La pratique des espaces sécurisants organisés n’est pas quelque chose qui a été développé dans une bulle théorique isolée. Elle a progressé grâce à l’action de milliers de groupes à la recherche de moyens pour expliquer les problèmes qu’ils avaient travaillé à résoudre dans leurs propres communautés, puis ayant partagé les meilleures pratiques développées avec d’autres. Dans ce travail, le texte “Taking Risks: Implementing Grassroots Community Accountability Strategies”écrit par un collectif de Femmes de Couleur des Communautés Contre le Viol et les Abus (CARA) a été fondateur. Les idées exposées dans ce travail peuvent être considérées comme la base d’ une grande partie de ce qui est mis en place aujourd’hui dans nos centres sociaux, salons du livre, groupes et forums internet. Des collectifs pour l’organisation d’espaces sécurisants ont vu le jour afin de donner des conseils et d’aider d’autres groupes sur ce sujet. Les organisations qui ne démontrent pas qu’elles prennent au sérieux les problèmes des groupes opprimés sont fort susceptibles de se retrouver boycottées, mises à l’écart ou tout simplement incapables de se développer au-delà d’un public principalement blanc, mâle, valide, hétérosexuel, et cisgenre; tandis que celles qui travaillent à la mise en place d’espaces pour offrir le soutien demandé relèveront le défi et prendront leur place.

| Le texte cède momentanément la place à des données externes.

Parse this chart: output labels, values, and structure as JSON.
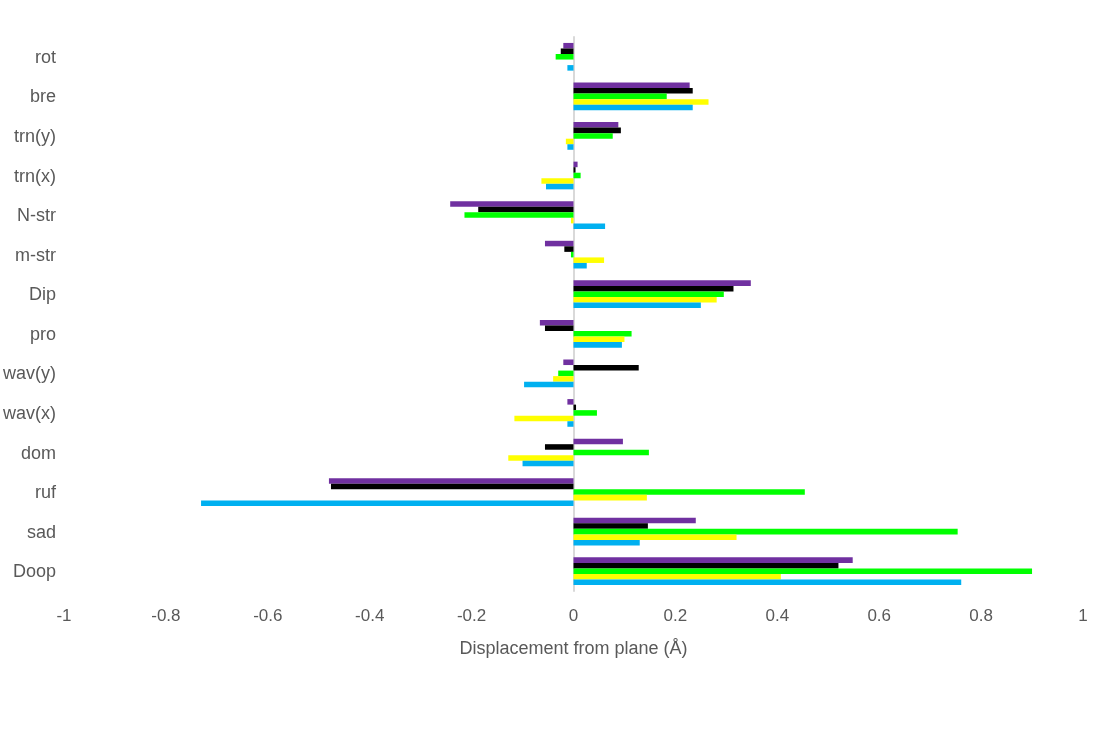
{
  "chart_data": {
    "type": "bar",
    "orientation": "horizontal",
    "xlabel": "Displacement from plane (Å)",
    "categories": [
      "rot",
      "bre",
      "trn(y)",
      "trn(x)",
      "N-str",
      "m-str",
      "Dip",
      "pro",
      "wav(y)",
      "wav(x)",
      "dom",
      "ruf",
      "sad",
      "Doop"
    ],
    "series": [
      {
        "color": "#7030a0",
        "values": [
          -0.02,
          0.228,
          0.088,
          0.008,
          -0.242,
          -0.056,
          0.348,
          -0.066,
          -0.02,
          -0.012,
          0.097,
          -0.48,
          0.24,
          0.548
        ]
      },
      {
        "color": "#000000",
        "values": [
          -0.025,
          0.234,
          0.093,
          0.004,
          -0.187,
          -0.018,
          0.314,
          -0.056,
          0.128,
          0.005,
          -0.056,
          -0.476,
          0.146,
          0.52
        ]
      },
      {
        "color": "#00ff00",
        "values": [
          -0.035,
          0.183,
          0.077,
          0.014,
          -0.214,
          -0.005,
          0.295,
          0.114,
          -0.03,
          0.046,
          0.148,
          0.454,
          0.754,
          0.9
        ]
      },
      {
        "color": "#ffff00",
        "values": [
          0,
          0.265,
          -0.015,
          -0.063,
          -0.005,
          0.06,
          0.281,
          0.1,
          -0.04,
          -0.116,
          -0.128,
          0.144,
          0.32,
          0.407
        ]
      },
      {
        "color": "#00b0f0",
        "values": [
          -0.012,
          0.234,
          -0.012,
          -0.054,
          0.062,
          0.026,
          0.25,
          0.095,
          -0.097,
          -0.012,
          -0.1,
          -0.731,
          0.13,
          0.761
        ]
      }
    ],
    "xlim": [
      -1,
      1
    ],
    "xticks": [
      -1,
      -0.8,
      -0.6,
      -0.4,
      -0.2,
      0,
      0.2,
      0.4,
      0.6,
      0.8,
      1
    ]
  }
}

Alors que l’objectif initial des processus de sécurisation des espaces est de fournir une responsabilité communautaire guidée par les survivant-es, nous savons que beaucoup de pistes que nous suivons devront être corrigées et affinées au fur et à mesure que nous avancerons. En apprenant de nos erreurs nous pouvons faire progresser notre théorie dans la réflection des réalités des oppressions ainsi que dans la compréhension de leur fonctionnement. La théorie s’améliorant, les structures que nous mettons en place à partir d’elle seront aussi plus à même de répondre aux oppressions de manière forte et efficace. Les espaces sécurisants organisés ne sont pas le pays magique du lait (de soja) et du sirop de fraise, parfaits à tout point de vue. Nous devons rester conscients que notre pensée peut receler des écueils et reconnaître toutes difficultés inattendues avant de pouvoir les surmonter.

Ce cycle fondé sur l’amélioration de la théorie à partir de la pratique et l’amélioration de la pratique à partir de la théorie nous emmène au delà de la simple protection de nos communautés et commence à avancer vers la mise en place pour l’avenir d’une forme de justice qui puisse un jour réintégrer les auteurs d’abus. Les processus et besoins de nos communautés et, plus important encore, des survivant-es peuvent ne pas être satisfaits en l’espace de toute une vie; mais cela ne veut pas dire que nous devons systématiquement exclure de manière définitive. Comme il a été mentionné précédemment, les auteurs des actes les plus horribles dans notre société ne sont généralement pas des bêtes sauvages ou des monstres. Ils sont humains, et en tant qu’anarchistes nous devrions nous orienter vers leur bien-être, simplement, jamais au détriment de quelqu’un d’autre.